David K. Levine (2012 Review of Economic Dynamics)
- In economies with greater specialization of agents, production chains are necessarily longer.
- If shocks to (failures of) agents are randomly distributed, the longer chains have a greater probability of failure.
- If shocks are correlated, the existence of chains where no agents fail is more likely, and so chains will be longer; however, these longer chains are more sensitive to changes in the probability of the failure of any single agent.
- Shocks that are concentrated within production chains can be less costly than shocks that hit multiple chains, even if their first-order impacts are identical.
- Consider an economy with two production chains, composed of equal sized firms. Let a shock be an instance where a firm fails, causing its production chain to shut down. A shock that hits two firms in production chain 1 (and shuts it down) is less costly than a shock that hits one firm in each chain (shutting down both chains).
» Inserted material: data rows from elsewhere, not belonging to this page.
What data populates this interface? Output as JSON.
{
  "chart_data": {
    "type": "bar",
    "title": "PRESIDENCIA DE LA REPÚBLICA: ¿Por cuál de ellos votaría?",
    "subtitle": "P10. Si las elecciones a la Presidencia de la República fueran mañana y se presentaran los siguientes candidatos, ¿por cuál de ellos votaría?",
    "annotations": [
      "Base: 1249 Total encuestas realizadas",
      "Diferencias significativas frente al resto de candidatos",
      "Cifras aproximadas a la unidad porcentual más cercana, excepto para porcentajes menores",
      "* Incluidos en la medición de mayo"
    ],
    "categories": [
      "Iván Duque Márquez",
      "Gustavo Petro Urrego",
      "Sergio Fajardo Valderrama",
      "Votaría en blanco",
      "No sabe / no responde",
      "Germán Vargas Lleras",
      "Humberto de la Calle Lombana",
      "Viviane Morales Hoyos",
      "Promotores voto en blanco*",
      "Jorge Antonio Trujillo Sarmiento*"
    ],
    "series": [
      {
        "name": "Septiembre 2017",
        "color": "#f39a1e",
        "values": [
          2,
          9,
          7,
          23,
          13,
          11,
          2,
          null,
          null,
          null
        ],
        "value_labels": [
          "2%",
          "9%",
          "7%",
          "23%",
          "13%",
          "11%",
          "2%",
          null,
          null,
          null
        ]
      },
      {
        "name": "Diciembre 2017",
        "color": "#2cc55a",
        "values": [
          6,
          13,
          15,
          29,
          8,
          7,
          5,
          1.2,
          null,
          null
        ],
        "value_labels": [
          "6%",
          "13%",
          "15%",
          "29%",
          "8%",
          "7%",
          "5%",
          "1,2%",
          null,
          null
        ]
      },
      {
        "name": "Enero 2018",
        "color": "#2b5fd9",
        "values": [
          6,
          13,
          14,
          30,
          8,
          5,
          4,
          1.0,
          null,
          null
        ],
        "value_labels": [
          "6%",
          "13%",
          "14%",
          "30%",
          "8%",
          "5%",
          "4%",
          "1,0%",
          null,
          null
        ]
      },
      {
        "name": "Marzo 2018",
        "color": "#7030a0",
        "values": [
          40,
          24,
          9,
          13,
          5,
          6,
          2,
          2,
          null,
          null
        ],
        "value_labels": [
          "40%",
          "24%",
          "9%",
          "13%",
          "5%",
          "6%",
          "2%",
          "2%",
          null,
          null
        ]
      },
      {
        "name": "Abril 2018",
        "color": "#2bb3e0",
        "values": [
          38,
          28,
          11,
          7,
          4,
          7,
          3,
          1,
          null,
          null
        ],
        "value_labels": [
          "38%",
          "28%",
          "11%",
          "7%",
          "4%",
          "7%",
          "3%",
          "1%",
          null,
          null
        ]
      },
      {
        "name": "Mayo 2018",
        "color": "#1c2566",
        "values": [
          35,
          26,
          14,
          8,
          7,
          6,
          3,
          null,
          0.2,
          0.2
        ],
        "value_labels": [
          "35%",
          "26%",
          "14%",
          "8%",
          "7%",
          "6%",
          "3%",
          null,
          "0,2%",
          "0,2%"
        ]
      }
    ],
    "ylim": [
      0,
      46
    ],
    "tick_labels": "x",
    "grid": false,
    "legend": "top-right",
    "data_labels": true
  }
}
- In an economy with 3 chains, a shocks that hits two chains can be transferred so that it affects only chain if the chains’ inputs are substitutes (see Table 1)
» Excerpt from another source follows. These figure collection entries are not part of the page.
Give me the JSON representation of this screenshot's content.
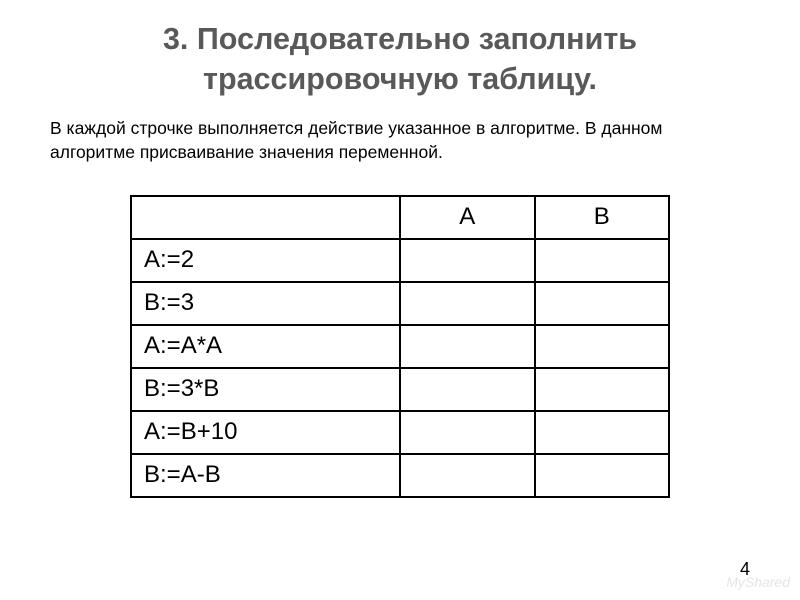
{
  "title": "3. Последовательно заполнить трассировочную таблицу.",
  "description": "В каждой строчке выполняется действие указанное в алгоритме. В данном алгоритме присваивание значения переменной.",
  "table": {
    "headers": {
      "action": "",
      "colA": "А",
      "colB": "В"
    },
    "rows": [
      {
        "action": "А:=2",
        "a": "",
        "b": ""
      },
      {
        "action": "В:=3",
        "a": "",
        "b": ""
      },
      {
        "action": "А:=А*А",
        "a": "",
        "b": ""
      },
      {
        "action": "В:=3*В",
        "a": "",
        "b": ""
      },
      {
        "action": "А:=В+10",
        "a": "",
        "b": ""
      },
      {
        "action": "В:=А-В",
        "a": "",
        "b": ""
      }
    ],
    "border_color": "#000000",
    "cell_fontsize": 24
  },
  "page_number": "4",
  "watermark": "MyShared",
  "colors": {
    "title": "#595959",
    "text": "#000000",
    "background": "#ffffff"
  }
}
- There are three auto manufacturing chains, using three specialized firms each that produce tires, pistons, and other parts.
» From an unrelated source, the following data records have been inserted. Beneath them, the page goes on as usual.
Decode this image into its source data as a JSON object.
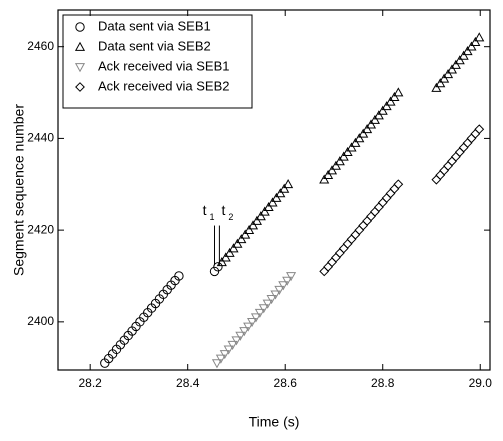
{
  "chart_data": {
    "type": "scatter",
    "xlabel": "Time (s)",
    "ylabel": "Segment sequence number",
    "xlim": [
      28.134,
      29.02
    ],
    "ylim": [
      2389.5,
      2468
    ],
    "xticks": [
      28.2,
      28.4,
      28.6,
      28.8,
      {
        "value": 29,
        "label": "29.0"
      }
    ],
    "yticks": [
      2400,
      2420,
      2440,
      2460
    ],
    "legend": "upper left",
    "annotations": [
      {
        "text": "t",
        "sub": "1",
        "x": 28.455
      },
      {
        "text": "t",
        "sub": "2",
        "x": 28.465
      }
    ],
    "series": [
      {
        "name": "Data sent via SEB1",
        "marker": "circle",
        "color": "#000000",
        "x": [
          28.23,
          28.238,
          28.246,
          28.254,
          28.262,
          28.27,
          28.278,
          28.286,
          28.294,
          28.302,
          28.31,
          28.318,
          28.326,
          28.334,
          28.342,
          28.35,
          28.358,
          28.366,
          28.374,
          28.382,
          28.455,
          28.462
        ],
        "y": [
          2391,
          2392,
          2393,
          2394,
          2395,
          2396,
          2397,
          2398,
          2399,
          2400,
          2401,
          2402,
          2403,
          2404,
          2405,
          2406,
          2407,
          2408,
          2409,
          2410,
          2411,
          2412
        ]
      },
      {
        "name": "Data sent via SEB2",
        "marker": "triangle-up",
        "color": "#000000",
        "x": [
          28.47,
          28.478,
          28.486,
          28.494,
          28.502,
          28.51,
          28.518,
          28.526,
          28.534,
          28.542,
          28.55,
          28.558,
          28.566,
          28.574,
          28.582,
          28.59,
          28.598,
          28.606,
          28.68,
          28.688,
          28.696,
          28.704,
          28.712,
          28.72,
          28.728,
          28.736,
          28.744,
          28.752,
          28.76,
          28.768,
          28.776,
          28.784,
          28.792,
          28.8,
          28.808,
          28.816,
          28.824,
          28.832,
          28.91,
          28.918,
          28.926,
          28.934,
          28.942,
          28.95,
          28.958,
          28.966,
          28.974,
          28.982,
          28.99,
          28.998
        ],
        "y": [
          2413,
          2414,
          2415,
          2416,
          2417,
          2418,
          2419,
          2420,
          2421,
          2422,
          2423,
          2424,
          2425,
          2426,
          2427,
          2428,
          2429,
          2430,
          2431,
          2432,
          2433,
          2434,
          2435,
          2436,
          2437,
          2438,
          2439,
          2440,
          2441,
          2442,
          2443,
          2444,
          2445,
          2446,
          2447,
          2448,
          2449,
          2450,
          2451,
          2452,
          2453,
          2454,
          2455,
          2456,
          2457,
          2458,
          2459,
          2460,
          2461,
          2462
        ]
      },
      {
        "name": "Ack received via SEB1",
        "marker": "triangle-down",
        "color": "#888888",
        "x": [
          28.46,
          28.468,
          28.476,
          28.484,
          28.492,
          28.5,
          28.508,
          28.516,
          28.524,
          28.532,
          28.54,
          28.548,
          28.556,
          28.564,
          28.572,
          28.58,
          28.588,
          28.596,
          28.604,
          28.612
        ],
        "y": [
          2391,
          2392,
          2393,
          2394,
          2395,
          2396,
          2397,
          2398,
          2399,
          2400,
          2401,
          2402,
          2403,
          2404,
          2405,
          2406,
          2407,
          2408,
          2409,
          2410
        ]
      },
      {
        "name": "Ack received via SEB2",
        "marker": "diamond",
        "color": "#000000",
        "x": [
          28.68,
          28.688,
          28.696,
          28.704,
          28.712,
          28.72,
          28.728,
          28.736,
          28.744,
          28.752,
          28.76,
          28.768,
          28.776,
          28.784,
          28.792,
          28.8,
          28.808,
          28.816,
          28.824,
          28.832,
          28.91,
          28.918,
          28.926,
          28.934,
          28.942,
          28.95,
          28.958,
          28.966,
          28.974,
          28.982,
          28.99,
          28.998
        ],
        "y": [
          2411,
          2412,
          2413,
          2414,
          2415,
          2416,
          2417,
          2418,
          2419,
          2420,
          2421,
          2422,
          2423,
          2424,
          2425,
          2426,
          2427,
          2428,
          2429,
          2430,
          2431,
          2432,
          2433,
          2434,
          2435,
          2436,
          2437,
          2438,
          2439,
          2440,
          2441,
          2442
        ]
      }
    ]
  }
}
- Shock A hits all three firms in the production chain for Jaguars. This chain shuts down, but the chains producing BMWs and Toyotas still operate.
- Shock B hits the tire producer for Jaguar, the piston producer for BMW, and the other parts producer for Toyota. However, if these parts can be substituted across firms, then Jaguar’s piston and other parts producers can be reassigned to the BMW and Toyota chains so that, as with shock A, only one chain shuts down.
- Shock C hits all three tire producers. All three chains shut down.
- The author models the correlation of shocks as the probability r≥0 that a firm is in a chain where all firms are failures. Given that a firm is not in such a chain, it fails with independent probability p.
- With specialization, correlation of shocks in production chains leads to higher expected output, higher welfare, longer production chains, and greater sensitivity to shocks.
- This greater sensitivity is the “price we pay” for the higher productivity.
- Correlation of shocks within production chains is less costly than correlation of shocks across chains, especially when inputs in one process can be substitutes for inputs in another.